Among September releases the Grammy nominating committees passed on were works by will.i.am, James Blunt, KT Tunstall and Rascal Flatts.
The Beatles could secure their eighth win as a group; their “Love” is in the compilation soundtrack category battling with an album of all Beatles covers “(Across the Universe”), the film adaptations of two tuners (“Hairspray,” “Dreamgirls”) and the pic “Once,” whose songwriters are also up for song written for a motion picture or television. Philip Glass’ “I Knew Her,” from “Notes on a Scandal,” is the lone entry in instrumental composition to come from a film.
Composer Gustavo Santaolalla has the opportunity to place a Grammy next to his Oscar for the score to “Babel.” The film-TV score Grammy has six nominees — a rare occurrence. Pop-rock stars Eddie Vedder, Prince and Chris Cornell are up for the film-TV song trophy.
Tony Awards champ “Spring Awakening” is vying for musical show album against three revivals and the “Grey Gardens” cast album.
Although Kelly Clarkson’s “My December” was snubbed, the acceptance of “American Idols” by the music industry continues. Music related to the show’s alums racked up 12 noms, including one for Mandisa in the pop-contemporary gospel category.
A handful of albums that are appearing on critics’ lists received noms: LCD Soundsystem is up for electronic/dance album; Justice has three noms; Arcade Fire, the Shins and Arcade Fire are up for alternative music album; and in addition to rap perf by a duo or group for his work with West, Common is vying for rap solo and rap album.
Juan Luis Guerra, who swept the top three categories at the Latin Grammys this year with “La Llave de Mi Corazon,” is up for tropical Latin album.
Two classical discs could bring in three winners each. “Tower: Made in America,” with Leonard Slatkin conducting the Nashville Symphony, is up for classical album, orchestral perf and classical contemporary composition; “Lorraine Hunt Lieberson sings Peter Lieberson: Neruda Songs” is a contender for classical album, classical vocal perf and classical contemporary composition.
Two artists who took lengthy breaks from recording are up for traditional folk album: David Bromberg’s first album in 17 years is vying against Levon Helm’s first studio recording in 25 years, “Dirt Farmer,” which was released a full month (Oct. 30) after the end of the eligibility period. Sentimental favorite in the category, though, is 80-year-old Charlie Louvin.

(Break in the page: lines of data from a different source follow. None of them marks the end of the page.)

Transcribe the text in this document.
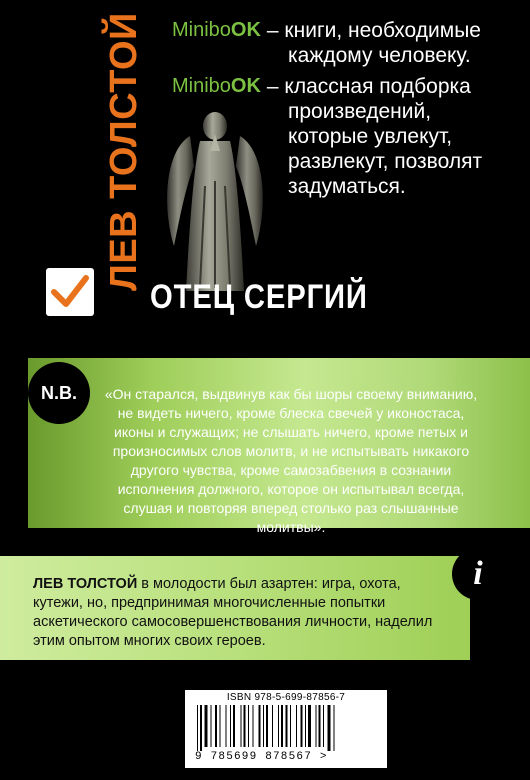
ЛЕВ ТОЛСТОЙ
ОТЕЦ СЕРГИЙ
MiniboOK – книги, необходимые
каждому человеку.
MiniboOK – классная подборка
произведений,
которые увлекут,
развлекут, позволят
задуматься.
N.B.	«Он старался, выдвинув как бы шоры своему вниманию, не видеть ничего, кроме блеска свечей у иконостаса, иконы и служащих; не слышать ничего, кроме петых и произносимых слов молитв, и не испытывать никакого другого чувства, кроме самозабвения в сознании исполнения должного, которое он испытывал всегда, слушая и повторяя вперед столько раз слышанные молитвы».
ЛЕВ ТОЛСТОЙ в молодости был азартен: игра, охота, кутежи, но, предпринимая многочисленные попытки аскетического самосовершенствования личности, наделил этим опытом многих своих героев.
i
ISBN 978-5-699-87856-7
9 785699 878567 >
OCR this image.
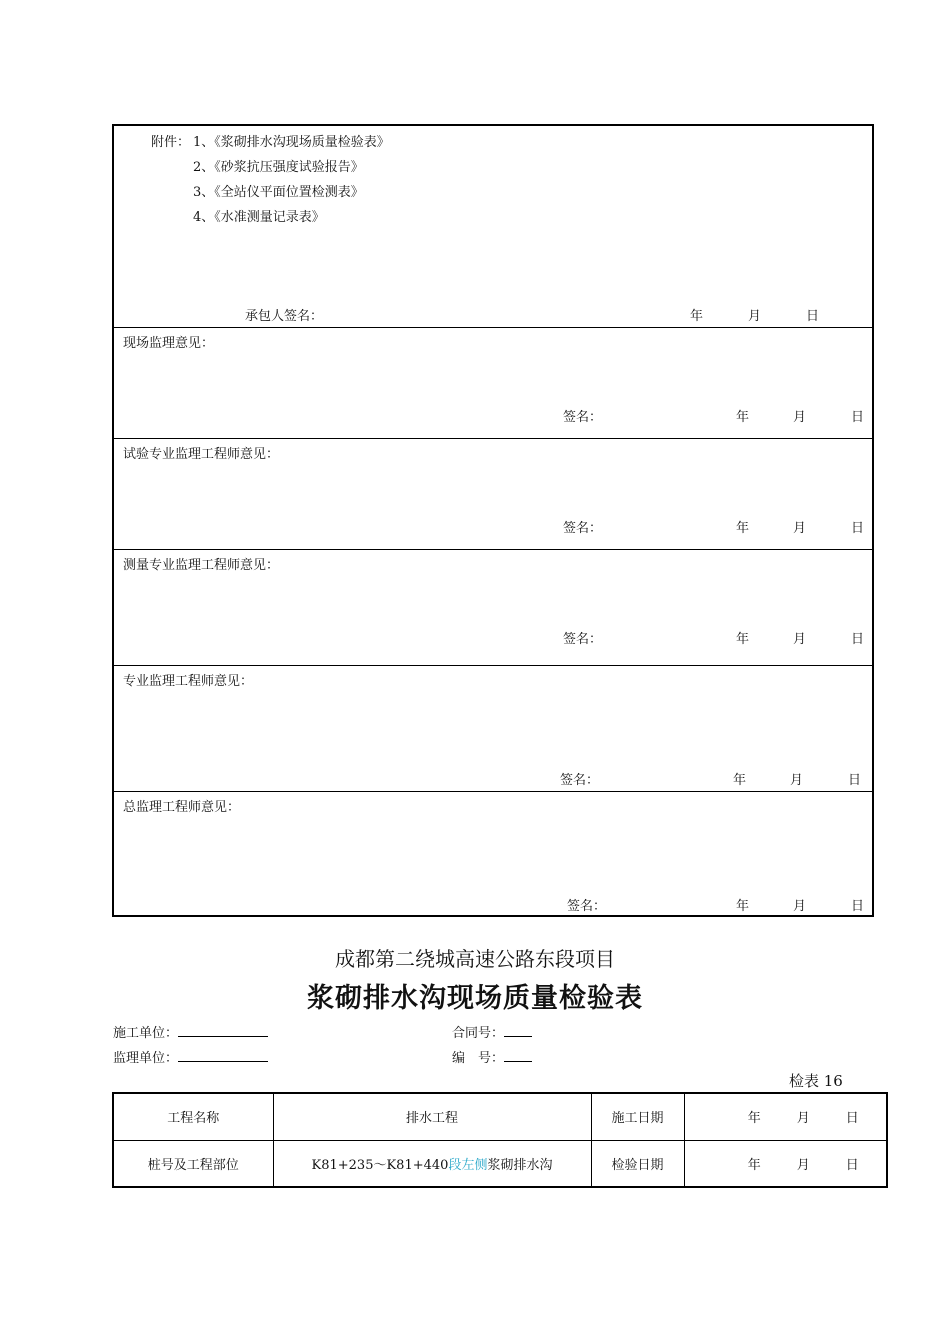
附件： 1、《浆砌排水沟现场质量检验表》
2、《砂浆抗压强度试验报告》
3、《全站仪平面位置检测表》
4、《水准测量记录表》
承包人签名：	年	月	日
现场监理意见：
签名：	年	月	日
试验专业监理工程师意见：
签名：	年	月	日
测量专业监理工程师意见：
签名：	年	月	日
专业监理工程师意见：
签名：	年	月	日
总监理工程师意见：
签名：	年	月	日
成都第二绕城高速公路东段项目
浆砌排水沟现场质量检验表
施工单位：
监理单位：
合同号：
编　号：
检表 16
工程名称	排水工程	施工日期	年 月 日
桩号及工程部位	K81+235～K81+440段左侧浆砌排水沟	检验日期	年 月 日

Among the intriguing nominations: actress Tia Carrere is up for Hawaiian music album; Meryl Streep and Stanley Tucci are up for spoken world album for children; Alan Alda is up against two former presidents and a presidential candidate in spoken word; two Christmas albums are in the traditional pop vocal category; two John Lennon covers are up for rock perf by a duo or group; three Brazilian acts are up for contempo world music album; and thesp-magician Ricky Jay is up for album notes.
Feist’s “1234” video, which was widely seen when it was used in an Apple iPod ad, received a shortform musicvideo nom for the director Patrick Daughters and producer Geoff McLean.
And Jimmy Sturr can win his 16th polka trophy. His “Come Share the Wine” is up against discs from Brave Combo, John Gora and Bubba Hernandez & Alex Meixner plus the “Dueling Polkas” album by Walter Ostamnek and His Band & Brian Sklar and the Western Senators.
Nominations for the 110 Grammy categories were announced at the Music Box Theater in Hollywood. Awards will be handed out Feb. 10 in ceremonies at Staples Center.
Nominations for the 100 Grammy categories were announced at the Music Box Theater in Hollywood. Awards will be handed out Feb. 10 in ceremonies at Staples Center.